Abstract
Singing voice separation on robots faces the problem of interpreting ambiguous auditory signals. The acoustic signal, which the humanoid robot perceives through its onboard microphones, is a mixture of singing voice, music, and noise, with distortion, attenuation, and reverberation. In this paper, we used the 3 directional Inception-Resnet structure in the U-shaped encoding and decoding network to improve the utilization of the spatial and spectral information of the spectrograms.
Multi-objectives were used to train the model: magnitude consistency loss, phase consistency loss, and magnitude correlation consistency loss. We recorded the singing voice and accompaniment derived from the MIR-1k datasets with NAO robots and synthesized the 10-channel datasets for training the model. The experimental results show that the proposed model trained by multi-objective reaches an average NSDR of 11.55db on the test datasets, which outperforms the comparison model.

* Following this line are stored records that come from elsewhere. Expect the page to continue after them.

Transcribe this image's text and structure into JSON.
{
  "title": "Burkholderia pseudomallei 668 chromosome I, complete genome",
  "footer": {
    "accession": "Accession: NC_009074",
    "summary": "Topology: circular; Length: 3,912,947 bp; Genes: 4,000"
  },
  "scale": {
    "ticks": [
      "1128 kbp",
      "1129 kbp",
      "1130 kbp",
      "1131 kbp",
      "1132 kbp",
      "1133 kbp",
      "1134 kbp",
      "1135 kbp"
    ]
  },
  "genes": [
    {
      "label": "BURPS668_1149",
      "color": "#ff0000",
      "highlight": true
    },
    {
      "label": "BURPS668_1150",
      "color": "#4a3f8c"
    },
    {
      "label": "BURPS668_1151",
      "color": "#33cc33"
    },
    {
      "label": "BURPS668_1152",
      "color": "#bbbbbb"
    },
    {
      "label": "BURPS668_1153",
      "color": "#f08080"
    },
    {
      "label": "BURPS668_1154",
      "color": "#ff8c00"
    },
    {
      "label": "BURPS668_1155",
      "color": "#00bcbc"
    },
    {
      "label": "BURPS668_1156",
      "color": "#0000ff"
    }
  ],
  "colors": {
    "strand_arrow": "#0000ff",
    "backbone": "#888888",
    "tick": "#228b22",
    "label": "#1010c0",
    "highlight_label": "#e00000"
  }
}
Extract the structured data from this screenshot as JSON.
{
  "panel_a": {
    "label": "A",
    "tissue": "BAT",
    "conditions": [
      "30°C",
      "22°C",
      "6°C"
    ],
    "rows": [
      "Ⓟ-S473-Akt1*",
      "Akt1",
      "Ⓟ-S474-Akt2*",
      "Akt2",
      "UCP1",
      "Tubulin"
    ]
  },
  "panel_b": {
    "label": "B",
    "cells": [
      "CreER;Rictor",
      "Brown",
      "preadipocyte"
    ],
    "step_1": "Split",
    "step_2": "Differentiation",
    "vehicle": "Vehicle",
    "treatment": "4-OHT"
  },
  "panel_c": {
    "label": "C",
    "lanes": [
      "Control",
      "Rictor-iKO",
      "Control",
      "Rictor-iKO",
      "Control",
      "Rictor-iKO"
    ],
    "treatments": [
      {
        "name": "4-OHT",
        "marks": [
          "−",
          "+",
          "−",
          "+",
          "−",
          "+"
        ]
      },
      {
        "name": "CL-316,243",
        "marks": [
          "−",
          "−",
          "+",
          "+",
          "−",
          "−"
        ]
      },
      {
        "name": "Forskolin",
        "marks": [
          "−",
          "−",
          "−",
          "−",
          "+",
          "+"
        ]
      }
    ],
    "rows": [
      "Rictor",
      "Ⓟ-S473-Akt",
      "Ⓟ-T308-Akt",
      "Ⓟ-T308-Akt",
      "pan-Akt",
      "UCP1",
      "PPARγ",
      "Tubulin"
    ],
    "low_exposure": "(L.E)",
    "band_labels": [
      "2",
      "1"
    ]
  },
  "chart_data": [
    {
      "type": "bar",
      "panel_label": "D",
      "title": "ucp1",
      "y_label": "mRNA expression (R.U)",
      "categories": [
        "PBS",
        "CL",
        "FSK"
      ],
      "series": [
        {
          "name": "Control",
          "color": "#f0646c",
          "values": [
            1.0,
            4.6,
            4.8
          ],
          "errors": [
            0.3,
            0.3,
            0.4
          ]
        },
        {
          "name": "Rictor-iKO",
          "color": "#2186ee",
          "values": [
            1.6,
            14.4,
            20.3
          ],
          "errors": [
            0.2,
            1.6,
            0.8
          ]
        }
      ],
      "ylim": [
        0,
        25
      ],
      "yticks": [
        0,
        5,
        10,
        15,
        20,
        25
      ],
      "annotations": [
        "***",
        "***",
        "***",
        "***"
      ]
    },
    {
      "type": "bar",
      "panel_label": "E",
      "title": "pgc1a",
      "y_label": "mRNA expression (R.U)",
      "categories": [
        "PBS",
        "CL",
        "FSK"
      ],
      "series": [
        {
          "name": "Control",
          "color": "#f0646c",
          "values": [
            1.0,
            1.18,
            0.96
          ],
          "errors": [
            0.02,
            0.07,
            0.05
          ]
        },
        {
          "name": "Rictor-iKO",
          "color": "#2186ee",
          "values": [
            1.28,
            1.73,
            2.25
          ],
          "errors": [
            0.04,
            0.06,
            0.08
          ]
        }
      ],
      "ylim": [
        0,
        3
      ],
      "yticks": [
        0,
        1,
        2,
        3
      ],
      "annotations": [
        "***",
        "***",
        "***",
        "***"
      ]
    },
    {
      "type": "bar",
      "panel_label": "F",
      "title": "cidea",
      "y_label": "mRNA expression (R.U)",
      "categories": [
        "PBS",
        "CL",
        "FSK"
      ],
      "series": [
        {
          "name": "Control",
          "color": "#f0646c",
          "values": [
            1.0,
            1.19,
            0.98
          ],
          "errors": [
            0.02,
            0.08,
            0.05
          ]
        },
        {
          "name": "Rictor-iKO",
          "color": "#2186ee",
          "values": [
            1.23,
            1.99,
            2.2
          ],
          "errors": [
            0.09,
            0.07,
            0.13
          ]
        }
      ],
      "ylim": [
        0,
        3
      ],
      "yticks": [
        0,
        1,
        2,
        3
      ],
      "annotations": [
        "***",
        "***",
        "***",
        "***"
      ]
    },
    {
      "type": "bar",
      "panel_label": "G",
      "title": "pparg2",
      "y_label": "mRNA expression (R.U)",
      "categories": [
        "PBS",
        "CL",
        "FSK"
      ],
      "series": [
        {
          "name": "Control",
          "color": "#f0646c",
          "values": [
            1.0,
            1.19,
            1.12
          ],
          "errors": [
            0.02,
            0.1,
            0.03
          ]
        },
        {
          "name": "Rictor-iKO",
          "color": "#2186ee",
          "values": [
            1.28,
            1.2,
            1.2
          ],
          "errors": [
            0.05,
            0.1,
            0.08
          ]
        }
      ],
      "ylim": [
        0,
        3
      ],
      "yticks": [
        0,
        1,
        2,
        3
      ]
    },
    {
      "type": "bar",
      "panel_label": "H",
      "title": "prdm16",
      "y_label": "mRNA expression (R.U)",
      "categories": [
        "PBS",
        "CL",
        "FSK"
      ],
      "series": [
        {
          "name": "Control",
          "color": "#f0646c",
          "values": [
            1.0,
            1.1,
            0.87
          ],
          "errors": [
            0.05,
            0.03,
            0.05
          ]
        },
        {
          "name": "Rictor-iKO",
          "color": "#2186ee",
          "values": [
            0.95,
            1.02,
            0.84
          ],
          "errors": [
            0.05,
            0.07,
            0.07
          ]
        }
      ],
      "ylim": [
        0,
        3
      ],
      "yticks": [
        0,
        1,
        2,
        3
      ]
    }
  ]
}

Author summary The mixture in the real singing voice separation is always mixed with noise and distortion. In this paper, the acoustic signals with distortion and noise perceived by the robot are used to study the separation of singing voices in real scenes. This paper described how to synthesize the training datasets, proposed a 3 directional Inception-ResUNet structure for multichannel singing voice separation, and adopted multi-objectives including magnitude correlation consistency loss to train the model. The experimental results showed that the magnitude correlation consistency loss reduces distortions, the proposed model achieves better performance than the compared models.
Competing Interest Statement
The authors have declared no competing interest.